Skripsi
ANALISIS PUTUSAN PENGADILAN AGAMA JAKARTA SELATAN KELAS 1A KHUSUS NOMOR 1394/PDT.G/2012/PA.JS TENTANG PEMBERIAN NAFKAH IDDAH DALAM PERKARA CERAI GUGAT YANG DIAJUKAN OLEH ISTERI DITINJAU DARI UNDANG-UNDANG NOMOR 1 TAHUN 1974 TENTANG PERKAWINAN DAN HUKUM ISLAM
Pasal 41 huruf c Undang-Undang Nomor 1 Tahun 1974 Tentang Perkawinan menerangkan bahwa Pengadilan dapat mewajibkan suami memberikan biaya penghidupan bagi bekas isteri. Pasal 149 Kompilasi Hukum Islam menerangkan bahwa apabila perkawinan putus karena talak, maka bekas suami wajib memberikan mut’ah, nafkah dan kiswah bagi bekas isteri selama masa iddah. Hal tersebut berarti hukum perdata positif hanya mengatur mengenai pemberian nafkah bagi bekas istri dalam perkara cerai talak, sementara belum ada aturan tentang hal tersebut dalam perkara cerai gugat. Tujuan penelitian ini adalah untuk mengkaji pertimbangan hakim dalam perkara cerai gugat apakah sudah tepat serta untuk mengkaji status hukum dari pemberian nafkah iddah dalam perkara cerai gugat yang diajukan oleh isteri.
Penelitian ini menggunakan metode pendekatan yuridis normatif.

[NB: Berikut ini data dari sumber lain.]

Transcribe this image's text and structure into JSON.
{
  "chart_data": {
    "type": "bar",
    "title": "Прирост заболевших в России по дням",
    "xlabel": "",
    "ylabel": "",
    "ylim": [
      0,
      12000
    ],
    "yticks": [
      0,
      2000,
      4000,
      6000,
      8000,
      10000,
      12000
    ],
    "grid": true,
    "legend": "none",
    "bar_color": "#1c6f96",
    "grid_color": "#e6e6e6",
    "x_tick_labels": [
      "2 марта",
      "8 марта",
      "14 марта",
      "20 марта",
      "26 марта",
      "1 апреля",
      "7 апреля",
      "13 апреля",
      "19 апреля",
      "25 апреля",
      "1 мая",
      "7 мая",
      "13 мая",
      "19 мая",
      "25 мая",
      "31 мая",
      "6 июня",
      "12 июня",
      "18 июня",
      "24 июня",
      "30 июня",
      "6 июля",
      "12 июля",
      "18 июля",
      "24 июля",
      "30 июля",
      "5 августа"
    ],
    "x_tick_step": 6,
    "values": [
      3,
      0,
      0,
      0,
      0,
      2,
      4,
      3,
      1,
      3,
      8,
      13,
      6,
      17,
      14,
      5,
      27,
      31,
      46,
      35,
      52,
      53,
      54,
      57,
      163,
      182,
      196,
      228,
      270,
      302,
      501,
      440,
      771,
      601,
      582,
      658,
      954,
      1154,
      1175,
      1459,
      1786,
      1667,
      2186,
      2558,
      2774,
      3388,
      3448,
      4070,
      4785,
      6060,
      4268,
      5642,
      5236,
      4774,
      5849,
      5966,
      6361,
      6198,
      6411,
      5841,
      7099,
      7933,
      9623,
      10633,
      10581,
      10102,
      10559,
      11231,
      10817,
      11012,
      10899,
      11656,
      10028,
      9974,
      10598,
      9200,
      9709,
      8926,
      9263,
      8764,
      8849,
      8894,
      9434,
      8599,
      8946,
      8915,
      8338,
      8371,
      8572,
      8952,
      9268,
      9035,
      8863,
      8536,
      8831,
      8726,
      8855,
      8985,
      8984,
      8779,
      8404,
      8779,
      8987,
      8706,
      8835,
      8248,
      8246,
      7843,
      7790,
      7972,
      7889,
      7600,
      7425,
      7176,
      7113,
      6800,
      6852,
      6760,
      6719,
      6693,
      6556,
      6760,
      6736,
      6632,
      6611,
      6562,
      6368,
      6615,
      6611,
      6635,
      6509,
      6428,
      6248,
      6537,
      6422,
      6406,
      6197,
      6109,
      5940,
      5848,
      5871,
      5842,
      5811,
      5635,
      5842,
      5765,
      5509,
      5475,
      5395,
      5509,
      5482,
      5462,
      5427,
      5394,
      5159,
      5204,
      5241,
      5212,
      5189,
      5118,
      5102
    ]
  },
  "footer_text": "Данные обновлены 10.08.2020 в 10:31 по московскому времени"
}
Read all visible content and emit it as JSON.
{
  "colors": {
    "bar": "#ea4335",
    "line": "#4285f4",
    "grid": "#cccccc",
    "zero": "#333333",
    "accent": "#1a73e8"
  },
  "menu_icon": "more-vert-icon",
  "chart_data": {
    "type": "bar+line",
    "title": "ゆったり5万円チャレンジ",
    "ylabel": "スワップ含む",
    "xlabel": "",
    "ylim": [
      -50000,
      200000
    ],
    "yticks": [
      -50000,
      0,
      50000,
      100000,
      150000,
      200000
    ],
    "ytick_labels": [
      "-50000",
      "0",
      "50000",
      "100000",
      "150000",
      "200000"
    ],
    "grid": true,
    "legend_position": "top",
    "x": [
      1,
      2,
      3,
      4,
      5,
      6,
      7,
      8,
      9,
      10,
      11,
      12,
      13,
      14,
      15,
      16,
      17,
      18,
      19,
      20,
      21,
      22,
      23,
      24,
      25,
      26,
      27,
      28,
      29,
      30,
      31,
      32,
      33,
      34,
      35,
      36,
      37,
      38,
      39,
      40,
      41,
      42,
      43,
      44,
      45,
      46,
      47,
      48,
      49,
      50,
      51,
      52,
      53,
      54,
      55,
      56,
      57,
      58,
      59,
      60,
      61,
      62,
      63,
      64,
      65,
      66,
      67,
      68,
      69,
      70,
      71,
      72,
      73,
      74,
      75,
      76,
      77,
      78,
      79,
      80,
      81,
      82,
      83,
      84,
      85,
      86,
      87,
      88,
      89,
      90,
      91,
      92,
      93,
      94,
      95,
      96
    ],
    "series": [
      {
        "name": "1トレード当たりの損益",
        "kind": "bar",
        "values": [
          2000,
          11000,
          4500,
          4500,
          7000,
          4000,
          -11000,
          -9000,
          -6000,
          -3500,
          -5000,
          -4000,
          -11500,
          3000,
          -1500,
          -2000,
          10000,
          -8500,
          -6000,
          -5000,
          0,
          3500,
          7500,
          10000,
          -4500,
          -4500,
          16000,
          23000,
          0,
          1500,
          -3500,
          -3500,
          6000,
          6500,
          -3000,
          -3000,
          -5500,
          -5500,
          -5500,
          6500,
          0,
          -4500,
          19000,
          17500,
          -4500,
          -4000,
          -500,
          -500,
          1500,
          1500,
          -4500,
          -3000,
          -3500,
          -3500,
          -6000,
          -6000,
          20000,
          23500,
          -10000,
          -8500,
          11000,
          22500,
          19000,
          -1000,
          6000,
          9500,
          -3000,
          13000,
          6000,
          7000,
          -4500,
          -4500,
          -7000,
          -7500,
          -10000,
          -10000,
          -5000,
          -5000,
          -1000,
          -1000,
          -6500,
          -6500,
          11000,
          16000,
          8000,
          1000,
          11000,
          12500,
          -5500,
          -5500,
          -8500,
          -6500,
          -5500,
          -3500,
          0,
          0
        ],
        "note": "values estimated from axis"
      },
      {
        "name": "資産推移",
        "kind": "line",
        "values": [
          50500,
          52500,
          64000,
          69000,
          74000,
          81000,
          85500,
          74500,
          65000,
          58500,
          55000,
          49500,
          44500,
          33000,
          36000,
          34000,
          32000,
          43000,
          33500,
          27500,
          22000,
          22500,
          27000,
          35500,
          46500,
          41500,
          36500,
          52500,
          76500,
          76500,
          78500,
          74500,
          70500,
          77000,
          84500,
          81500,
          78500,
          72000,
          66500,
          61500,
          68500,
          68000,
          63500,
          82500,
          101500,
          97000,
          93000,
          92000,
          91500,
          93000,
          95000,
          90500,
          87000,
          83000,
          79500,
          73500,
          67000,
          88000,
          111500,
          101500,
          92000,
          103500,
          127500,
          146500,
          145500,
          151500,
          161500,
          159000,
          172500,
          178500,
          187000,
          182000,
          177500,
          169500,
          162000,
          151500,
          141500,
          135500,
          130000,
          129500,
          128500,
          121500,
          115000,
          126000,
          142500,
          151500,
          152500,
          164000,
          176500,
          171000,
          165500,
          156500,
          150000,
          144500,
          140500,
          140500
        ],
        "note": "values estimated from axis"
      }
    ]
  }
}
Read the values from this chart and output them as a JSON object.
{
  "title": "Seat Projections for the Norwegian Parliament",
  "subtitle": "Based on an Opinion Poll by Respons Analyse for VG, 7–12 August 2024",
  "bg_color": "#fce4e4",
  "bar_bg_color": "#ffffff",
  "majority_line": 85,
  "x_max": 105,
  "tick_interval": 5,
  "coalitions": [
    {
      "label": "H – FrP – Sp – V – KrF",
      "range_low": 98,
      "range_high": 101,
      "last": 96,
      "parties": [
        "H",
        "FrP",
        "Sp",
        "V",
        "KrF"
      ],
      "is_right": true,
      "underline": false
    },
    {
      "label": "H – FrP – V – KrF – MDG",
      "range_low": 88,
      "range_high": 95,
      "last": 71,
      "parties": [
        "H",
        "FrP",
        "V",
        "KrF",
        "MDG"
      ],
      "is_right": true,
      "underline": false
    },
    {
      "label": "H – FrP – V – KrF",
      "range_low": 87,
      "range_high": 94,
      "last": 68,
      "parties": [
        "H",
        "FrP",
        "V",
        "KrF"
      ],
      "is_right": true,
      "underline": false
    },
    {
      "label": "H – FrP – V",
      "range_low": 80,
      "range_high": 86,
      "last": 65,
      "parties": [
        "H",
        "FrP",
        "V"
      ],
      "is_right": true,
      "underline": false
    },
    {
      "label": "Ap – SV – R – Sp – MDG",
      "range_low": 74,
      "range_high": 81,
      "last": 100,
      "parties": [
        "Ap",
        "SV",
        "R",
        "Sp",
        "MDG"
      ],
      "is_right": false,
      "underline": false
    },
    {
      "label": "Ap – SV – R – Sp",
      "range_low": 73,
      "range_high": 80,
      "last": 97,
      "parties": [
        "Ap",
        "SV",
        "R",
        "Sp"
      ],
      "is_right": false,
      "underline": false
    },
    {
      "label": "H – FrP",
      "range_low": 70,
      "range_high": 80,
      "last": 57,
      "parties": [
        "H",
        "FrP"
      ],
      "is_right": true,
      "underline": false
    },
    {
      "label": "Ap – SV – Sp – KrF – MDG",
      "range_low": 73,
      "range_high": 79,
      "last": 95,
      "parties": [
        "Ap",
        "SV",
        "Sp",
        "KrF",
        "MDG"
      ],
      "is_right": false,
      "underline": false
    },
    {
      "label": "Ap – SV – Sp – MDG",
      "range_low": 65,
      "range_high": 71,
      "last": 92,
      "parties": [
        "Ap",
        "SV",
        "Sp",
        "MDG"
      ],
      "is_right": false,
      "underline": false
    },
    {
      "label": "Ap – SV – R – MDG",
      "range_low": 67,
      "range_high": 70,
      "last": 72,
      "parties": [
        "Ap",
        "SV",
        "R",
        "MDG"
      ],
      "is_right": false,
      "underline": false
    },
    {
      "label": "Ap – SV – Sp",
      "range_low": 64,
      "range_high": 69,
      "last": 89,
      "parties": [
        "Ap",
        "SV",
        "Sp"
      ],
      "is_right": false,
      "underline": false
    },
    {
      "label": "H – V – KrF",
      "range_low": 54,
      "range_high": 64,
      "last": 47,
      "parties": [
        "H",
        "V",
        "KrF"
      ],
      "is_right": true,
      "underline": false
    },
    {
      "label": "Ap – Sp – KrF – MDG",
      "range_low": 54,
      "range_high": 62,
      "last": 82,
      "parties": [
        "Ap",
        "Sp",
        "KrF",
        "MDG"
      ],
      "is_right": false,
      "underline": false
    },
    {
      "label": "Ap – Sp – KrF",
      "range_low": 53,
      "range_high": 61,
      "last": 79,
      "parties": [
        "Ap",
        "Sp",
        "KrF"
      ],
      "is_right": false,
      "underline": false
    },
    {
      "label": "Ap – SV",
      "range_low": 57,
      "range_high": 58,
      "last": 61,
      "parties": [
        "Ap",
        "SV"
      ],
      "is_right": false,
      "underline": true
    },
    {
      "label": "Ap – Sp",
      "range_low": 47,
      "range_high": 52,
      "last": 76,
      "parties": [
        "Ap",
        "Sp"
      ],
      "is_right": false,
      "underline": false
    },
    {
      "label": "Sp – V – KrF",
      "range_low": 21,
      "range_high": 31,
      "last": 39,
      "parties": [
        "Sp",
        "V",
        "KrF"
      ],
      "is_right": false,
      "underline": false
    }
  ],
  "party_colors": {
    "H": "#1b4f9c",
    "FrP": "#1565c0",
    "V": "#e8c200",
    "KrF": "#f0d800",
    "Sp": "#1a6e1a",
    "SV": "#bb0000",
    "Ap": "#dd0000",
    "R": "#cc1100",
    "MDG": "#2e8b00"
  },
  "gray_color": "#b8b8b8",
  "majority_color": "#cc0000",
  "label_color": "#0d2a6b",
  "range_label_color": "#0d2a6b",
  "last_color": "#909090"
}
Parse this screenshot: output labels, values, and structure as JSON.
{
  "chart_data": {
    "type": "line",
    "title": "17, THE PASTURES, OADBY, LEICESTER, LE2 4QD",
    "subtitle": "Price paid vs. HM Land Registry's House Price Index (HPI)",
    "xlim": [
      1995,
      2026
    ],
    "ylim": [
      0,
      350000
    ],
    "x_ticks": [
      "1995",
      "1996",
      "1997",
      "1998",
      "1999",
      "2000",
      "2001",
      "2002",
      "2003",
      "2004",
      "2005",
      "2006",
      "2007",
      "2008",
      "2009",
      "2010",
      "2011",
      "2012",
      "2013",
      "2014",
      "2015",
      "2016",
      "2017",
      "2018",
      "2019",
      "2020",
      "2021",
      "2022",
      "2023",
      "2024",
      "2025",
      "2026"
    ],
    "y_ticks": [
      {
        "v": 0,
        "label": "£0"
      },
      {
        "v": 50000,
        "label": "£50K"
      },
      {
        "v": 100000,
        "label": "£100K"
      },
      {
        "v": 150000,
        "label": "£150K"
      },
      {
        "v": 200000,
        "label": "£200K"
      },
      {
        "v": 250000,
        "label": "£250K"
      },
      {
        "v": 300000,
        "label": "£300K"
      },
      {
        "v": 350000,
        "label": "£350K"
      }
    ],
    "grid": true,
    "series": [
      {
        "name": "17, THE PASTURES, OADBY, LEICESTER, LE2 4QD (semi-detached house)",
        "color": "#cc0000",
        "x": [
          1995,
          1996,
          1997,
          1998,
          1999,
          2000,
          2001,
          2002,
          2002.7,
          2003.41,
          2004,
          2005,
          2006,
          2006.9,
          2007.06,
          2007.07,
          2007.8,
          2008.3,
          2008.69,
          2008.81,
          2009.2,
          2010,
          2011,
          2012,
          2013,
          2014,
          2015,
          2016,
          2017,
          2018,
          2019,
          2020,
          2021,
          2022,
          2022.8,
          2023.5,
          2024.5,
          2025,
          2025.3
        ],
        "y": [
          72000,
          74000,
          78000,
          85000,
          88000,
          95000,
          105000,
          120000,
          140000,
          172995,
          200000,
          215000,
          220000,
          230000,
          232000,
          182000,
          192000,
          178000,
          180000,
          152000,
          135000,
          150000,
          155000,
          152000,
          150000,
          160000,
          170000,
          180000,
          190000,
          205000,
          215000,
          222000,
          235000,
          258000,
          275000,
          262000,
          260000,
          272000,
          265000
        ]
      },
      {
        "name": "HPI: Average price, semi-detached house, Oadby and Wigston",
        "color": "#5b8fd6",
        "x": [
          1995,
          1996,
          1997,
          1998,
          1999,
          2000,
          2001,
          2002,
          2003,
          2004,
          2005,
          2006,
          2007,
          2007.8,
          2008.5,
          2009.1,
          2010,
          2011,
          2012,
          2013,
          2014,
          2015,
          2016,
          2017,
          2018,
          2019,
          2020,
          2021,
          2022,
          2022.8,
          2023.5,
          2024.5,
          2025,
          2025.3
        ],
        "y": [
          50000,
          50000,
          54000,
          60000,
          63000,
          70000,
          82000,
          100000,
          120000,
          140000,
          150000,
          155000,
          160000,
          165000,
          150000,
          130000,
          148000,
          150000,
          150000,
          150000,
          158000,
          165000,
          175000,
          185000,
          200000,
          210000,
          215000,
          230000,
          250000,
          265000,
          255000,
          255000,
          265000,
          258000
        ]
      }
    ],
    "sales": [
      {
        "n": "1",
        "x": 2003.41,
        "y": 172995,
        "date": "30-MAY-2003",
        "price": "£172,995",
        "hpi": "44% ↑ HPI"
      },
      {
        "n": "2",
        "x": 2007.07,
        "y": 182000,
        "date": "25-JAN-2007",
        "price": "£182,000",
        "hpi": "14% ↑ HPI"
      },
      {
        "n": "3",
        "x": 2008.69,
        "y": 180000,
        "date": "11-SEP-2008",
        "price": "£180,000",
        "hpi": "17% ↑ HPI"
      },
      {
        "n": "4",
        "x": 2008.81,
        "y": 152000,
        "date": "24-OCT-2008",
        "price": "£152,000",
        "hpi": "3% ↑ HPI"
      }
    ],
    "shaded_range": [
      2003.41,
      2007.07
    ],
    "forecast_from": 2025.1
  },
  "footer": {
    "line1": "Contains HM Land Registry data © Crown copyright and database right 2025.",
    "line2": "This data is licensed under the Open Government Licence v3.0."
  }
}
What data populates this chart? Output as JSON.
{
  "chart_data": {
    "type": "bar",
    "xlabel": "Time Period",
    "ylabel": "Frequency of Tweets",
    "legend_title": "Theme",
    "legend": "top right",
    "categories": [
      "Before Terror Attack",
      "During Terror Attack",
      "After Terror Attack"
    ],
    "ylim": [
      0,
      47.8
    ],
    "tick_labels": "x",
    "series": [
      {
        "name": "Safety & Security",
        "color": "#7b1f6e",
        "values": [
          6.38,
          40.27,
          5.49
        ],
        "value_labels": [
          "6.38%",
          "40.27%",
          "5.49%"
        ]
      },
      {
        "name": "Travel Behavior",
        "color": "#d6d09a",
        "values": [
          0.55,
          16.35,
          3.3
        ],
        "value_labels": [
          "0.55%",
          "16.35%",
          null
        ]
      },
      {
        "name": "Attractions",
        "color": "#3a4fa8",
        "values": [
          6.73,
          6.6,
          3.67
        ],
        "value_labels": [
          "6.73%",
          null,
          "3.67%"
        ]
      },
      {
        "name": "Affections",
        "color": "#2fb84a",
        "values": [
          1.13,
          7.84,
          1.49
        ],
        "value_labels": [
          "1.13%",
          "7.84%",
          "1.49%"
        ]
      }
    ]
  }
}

Spesifikasi penelitian yang digunakan adalah secara deskriptif analitis, yaitu dengan memberikan gambaran secara menyeluruh tentang suatu keadaan atau gejala yang diteliti. Metode analisis data yang digunakan adalah yuridis kualitatif, karena penelitian ini menjelaskan secara yuridis normatif melalui penelitian kepustakaan.
Berdasarkan analisis yang telah dilakukan oleh penulis, maka hasil dari penelitian ini yaitu pertimbangan majelis hakim dalam putusan tersebut mengenai pemberian nafkah iddah dalam cerai gugat yang diajukan oleh isteri adalah sudah tepat apabila ditinjau dari Pasal 41 huruf c UU Perkawinan, namun hal ini belum diatur dalam KHI, karena KHI hanya mengatur pemberian nafkah iddah dalam perkara cerai talak. Pemberian nafkah iddah karena adanya cerai gugat menurut Pasal 41 huruf C UU Perkawinan menjelaskan kata “perceraian” dapat berarti cerai talak maupun cerai gugat sehingga putusan tersebut memiliki status hukum yang kuat. Selanjutnya, menurut hukum Islam dan pendapat para ulama, diantaranya ulama Malikiyah, Syafi’iyah dan jumhur ulama Salaf, putusan tersebut juga memiliki status hukum yang kuat.